Etiyopya’nın en ilkel topluluklarından hala medeniyetten uzak bir hayat süren Mursi topluluğunun sözlü kültürünün olduğu kadar, yazı ile aktarılan bir kültürleri de var. M.S 1000 yıllarında kendilerine ait bir alfabe kullandıklarını biliyoruz. Bu alfabe günümüze kadar ulaşmamışsa da göçebe bir hayat yaşayan Mursilerin edebiyat geleneğinin oldukça güçlü olduğu görülüyor.
Etiyopya Afrika’nın en zengin kültürlerine ev sahipliği yapıyor. Özellikle Ortodoks inanışı ile yerel inanışların birbirini nasıl etkilediği, özel bir harmoni oluşturduğu fark ediliyor.
Geçen hafta cumartesi günü, Etiyopya Hıristiyanları Noel’i kutladı. Katolik dünyasının kutlamasından bir hafta sonra yapıldı bu kutlama. Etiyopyalıların Noel yortusu ile bizim Kurban Bayramı arasında bir benzerlik var. Günler öncesinden Noel günü için kurbanlık alınıyor. Kurbanlar, koyun, keçi, sığır ya da deve olabiliyor. Koyun olursa tek kişilik, sığır ve deve ise 6-8 kişi hisseye girebiliyor.
Akşamüzeri kadınlar ve erkekler kiliseye giderek farklı bölümlerde ibadet ettikten sonra, kurbanlarını kesmek için evlerine dönüyor. Noel öncesinde oruç da tutuluyor, bu oruç bir gün ile 2 ay arasında değişebiliyor. Kurbanlar kesildikten sonra ailenin en yaşlısının evinde toplanılıyor, aile üyeleri birbirlerinin Noellerini kutladıktan sonra akraba ve dost ziyaretinde bulunuyorlar.
Etiyopyalıların en önemli bayramlarından biri de Timket Bayramı. Bu bayram Noel’den bir hafta kadar sonra gerçekleşiyor. Bu bayramda Etiyopya bir renk cümbüşünü andırıyor, sokaklar, caddeler süsleniyor. O gün insanlar en güzel renkli kıyafetlerini giyerek bayramın kutlanacağı bölgeye giderek ilahiler ve dualar eşliğinde bir renk seremonisi yaparak Timket Bayramı’nı kutluyorlar.
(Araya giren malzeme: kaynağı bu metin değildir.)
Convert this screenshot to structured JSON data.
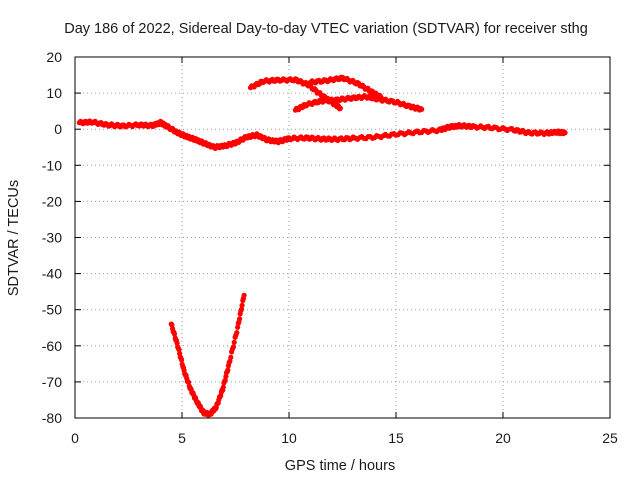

Timket Bayramı’nın en önemli özelliği meydanlarda kutlanan bir bayram olması. Dini törenlerin kilise değil papazlar eşliğinde belirli bir seremoni ile meydanlarda geniş katılımlarla yapılması, birlik ve beraberlik vurgusu bu bayramın öne çıkan ritüellerinden. Bayramı kutlayanların din kardeşi olduğu barış ve huzur içinde yaşamalarının Tanrı tarafından istendiği vurgulanarak “bir olalım beraber olalım” ilahisi törene katılan her bir katılımcı tarafından birlikte söyleniyor.
Timket Bayramı aynı zamanda ülkedeki kültürel zenginliğin çeşitliliğini de gözler önüne seriyor. Her etnik topluluk her kabile ayrı bir elbise ve başlık takıyor. Fakat kadınların elbiselerinin rengarenk olmasına rağmen her elbisede beyazın kullanılması ayrıca dikkat çekiyor. Söylenilen ilahilerde farklı dilleri kullanmayı tercih ediyorlar. İlahilerde Amharik, Oramiya, Afar, Tigrey, Tigirinya dillerine geçişler yapılıyor.
Ocak ayı Etiyopyalılar için en kutsal ay. Bu nedenle dindar olan Etiyopyalılar Ocak ayında evlenmeyi tercih ediyor. Ocak ayında evlenilirse evliliğin bereket ve huzur içinde geçeceğini düşünüyorlar. Timket Bayramı’nda da evlilikler olabiliyor. Genelde 40-50 çift birlikte yapılan bir törenle evleniyorlar. Fakat kimlerin bu bayramda evlenebileceğine bağlı oldukları kilise karar verebiliyor.
Kültürel zenginliği gösteren en önemli unsurlardan biri de Timket Bayramı’na katılanların taktıkları takılar. Kulak, el, ayak ve bileklere çeşitli takılar takılıyor. Bu takıların bir kısmı değerli taşlardan oluşan mücevherlerken bir kısmı da basit taşlardan oluşuyor. Fakat her kabile ayrı bir takı takıyor, bir kabile başka bir kabilenin taktığı takıları takmıyor. Böylelikle bu takılara bakıldığında hangi kabileden oldukları rahatlıkla anlaşılmış oluyor.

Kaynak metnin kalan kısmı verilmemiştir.